Wow, it’s Friday again?????
Yeah, I know I say this same thing pretty much every week but seriously, how does time fly by so fast? It’s craziness.
Speaking of how time flies, I think we can all agree that quick and easy meals are total life-savers sometimes, especially when life’s moments hit their most hectic stages and chaos ensues. For example, whether you’re balancing school, or your job, or your family, or pretty much all of the above, there will always be those week nights when you just can’t even. The unfortunate irony is that those are usually the times when you really crave something delicious and comforting to make up for it, yet you’re so done and you probably feel less like cooking than ever. I mean, you can go for the obvious, and typically unhealthy, choices that require only minutes to prep, but they’re never satisfying.
That’s what today’s recipe is all about guys!!! It’s all about taking one of the world’s favorite go-tos and giving it a face-lift. Enter: Thai Peanut Chicken Ramen. If I do say so myself, this stuff is amazingness times 10! Haha, Josh said it was like I’d pimped the ramen, and we’ve agreed that someone totally needs to create a TV cooking show with the title ‘Pimp My Ramen’ . It would be the best.
It may seem surprising with how many people live in my house now, but since I’m constantly trying a new recipe there is very little consumption of instant ramen around here. A fact that I’m pretty happy about considering its debatable nutrition and over concentrated amounts of msg. In fact, Lela is basically the only person in the gang who eats it regularly, I think she could survive on the stuff. Despite it not being a health food, admit it, we all love ramen, right? Yep, and the way I see it is that if you’re going to do it, you’ve gotta do it right. Go big or home.
I was thinking of calling this ‘Single Lady Ramen’ or ‘Bachelor’s Ramen Hack’ because this is absolutely perfect if you’re cooking for one. Actually, I started out thinking it would be a single serving and it ended up being enough for at least 2, so it’s great for couples as well, otherwise you can just have it 2 days in a row!
Ok, so I’m not going to sugar coat and say that this recipe is as fast as making your plain old bowl of instant ramen because that would be insulting. However, I will tell you that the few extra minutes it takes to put this together are so completely worth it and you’ll most likely thank me later. It takes about 25 minutes from start to finish and then you’ve got a meal that can cure even the worst of days.
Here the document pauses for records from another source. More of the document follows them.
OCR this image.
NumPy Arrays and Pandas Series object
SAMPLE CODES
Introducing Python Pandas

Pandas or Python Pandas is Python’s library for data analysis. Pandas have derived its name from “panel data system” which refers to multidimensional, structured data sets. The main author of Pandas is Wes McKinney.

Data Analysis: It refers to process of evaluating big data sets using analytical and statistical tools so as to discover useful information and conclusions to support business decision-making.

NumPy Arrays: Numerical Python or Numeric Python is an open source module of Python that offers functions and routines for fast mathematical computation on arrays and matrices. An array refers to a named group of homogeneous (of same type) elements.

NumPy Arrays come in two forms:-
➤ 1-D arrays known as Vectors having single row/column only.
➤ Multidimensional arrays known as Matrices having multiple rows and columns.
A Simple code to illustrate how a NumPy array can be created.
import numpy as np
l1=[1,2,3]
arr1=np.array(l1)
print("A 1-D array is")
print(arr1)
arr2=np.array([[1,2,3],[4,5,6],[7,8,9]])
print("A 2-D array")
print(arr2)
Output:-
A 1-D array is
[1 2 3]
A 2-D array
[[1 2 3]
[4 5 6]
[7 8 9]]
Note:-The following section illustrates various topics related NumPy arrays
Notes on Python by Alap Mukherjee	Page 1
Also, feel free to swap the veggies out for any you’d prefer and if the ingredients list seems a bit long there are a few things that can be skipped without taking away from the end result too much that I’ve listed as optional.
Alrighty then, I think I’ve covered everything and I can’t wait to hear what you guys think of this dinner hack when you try it!
- 1 package ramen noodles (discard flavor packets)
- 1 chicken breast, cut into bite size pieces
- 1 tablespoon peanut oil, divided
- 2/3 cup shredded red cabbage
- 1 small red bell pepper, seeds removed and thinly sliced
- 1 cup portobello mushrooms, sliced
- 1 teaspoon toasted sesame oil
- 1 teaspoon freshly grated ginger
- 2 cloves garlic, minced
- 1 tablespoon cornstarch
- 2 cups chicken stock
- 2 tablespoons fresh cilantro, roughly chopped
- 1 lime, juiced
- 1/2 teaspoon chili garlic paste (optional)
- 1 1/2 tablespoons soy sauce
- 1 teaspoon fish sauce (optional)
- 3 tablespoons peanut butter
- Additional fresh cilantro
- Roasted peanuts
- Limes for squeezing
- Hard or soft boiled eggs (or fried)
- Asian hot sauce or pepper flakes for extra spice
- Pour 1/2 tablespoon of peanut oil into a medium skillet over medium high heat and add the chicken. Cook for about 1 minute on each side, until just cooked. Remove pan from heat and put the chicken into a bowl then cover to keep warm.
- Add the other 1/2 tablespoon of oil and the veggies and saute for 4 to 5 minutes until softened. Now scrape the veggies into the same bowl as the chicken and return pan to heat. Reduce heat to low and add the sesame oil, ginger, and garlic; cook for about 1 minute. Stir the cornstarch into the chicken broth until smooth and add to pan along with the remaining ingredients for the sauce and stir together until combined. Add the ramen to the pan and turn to coat in as much of the liquid as you can. Place a lid on the pan for about 5 minutes until it starts to soften the noodles. Remove lid and start separating the noodles with a fork and gently stirring over low heat until the sauce has thickened and the noodles are completely soft, about 5 minutes more.
- Add the chicken and veggies to the pan and toss it all together. Pour into bowl(s) and enjoy. Oh, and don't forget to garnish it as you want, the eggs and crunchy peanuts totally make it!